Furthermore, RCM-treated rats had higher CB1 and CB2 expression in the bone tissue than the MNU-treated rats. Cannabinoids are heterogeneous molecules that bind to cannabinoid receptors, and there are two distinct subtypes of cannabinoids, CB1 and CB2, depending on the specific tissue or organ [Citation29]. The presence and functions of the endocannabinoid system have been identified in various tissues. In particular, in the skeletal system, activated CB1 regulates bone formation by influencing osteoblast differentiation of bone marrow stromal cells [Citation16,Citation30,Citation31]. In contrast, CB2 is expressed in both osteoblastic and osteoclastic roles in the differentiation and activation of bone cells. Activation of CB2 triggers expansion of the preosteoblastic pool and stimulates the functioning of differentiated osteoblasts in bone remodeling. It also restrains mitogenesis at the monocytic stage and suppresses osteoclast formation by repressing RANKL expression in osteoblasts [Citation16,Citation24,Citation29,Citation30]. Therefore, we suggest that the anti-osteoporotic effect of RCM in prostatic dysplasia is at least partly influenced by the endocannabinoid system-dependent upregulation of osteoblastogenesis, and this leads to inhibition of osteoclastic osteolysis as well as downregulation of tumorigenesis in the prostate gland. CB1 is normally expressed in the epithelial cells of the prostatic duct, and it plays a role in the maintenance of prostatic homeostasis, including the architecture and functioning of the prostate gland [Citation32,Citation33]. Considering our results for CB1 and CB2 expression in the prostate gland, we suggest that treatment with RCM mediates both inhibition of prostatic dysplasia and maintenance of bone mass by cannabinoid signaling.
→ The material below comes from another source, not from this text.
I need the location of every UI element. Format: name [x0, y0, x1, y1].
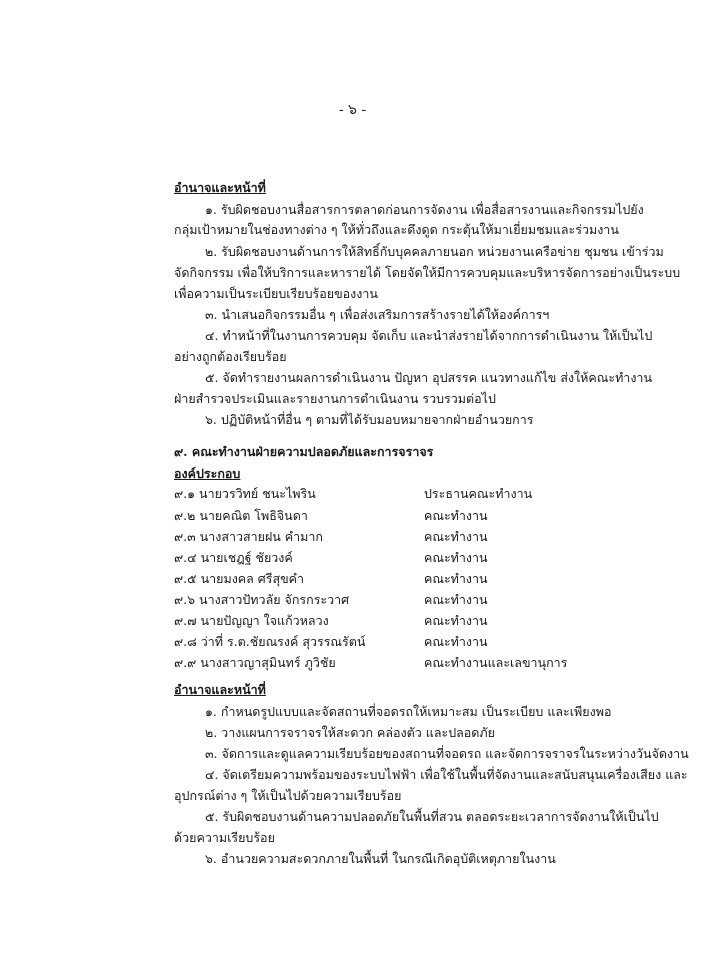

It is assumed that some useful compounds interact in combination for the effectiveness of RCM, but in the present study, it was not enough to identify a fractional component from the RCM extracts. Although the present study has some limitations, including examination of CB1 and CB2 changes at the mRNA level, the observation that RCM prevents MNU-induced osteoporosis by the simultaneous regulation of osteoblasts and osteoclasts supports further research on the use of RCM as a useful functional food supplement for the prevention and treatment of osteoporosis induced by prostatic disease.

Declaration of interest

This work was supported by a Korea Research Foundation Grant funded by the Korean Government (MOEHRD, Basic Research Promotion Fund) (NRF-2008-331-E00383). The authors report no declarations of interest.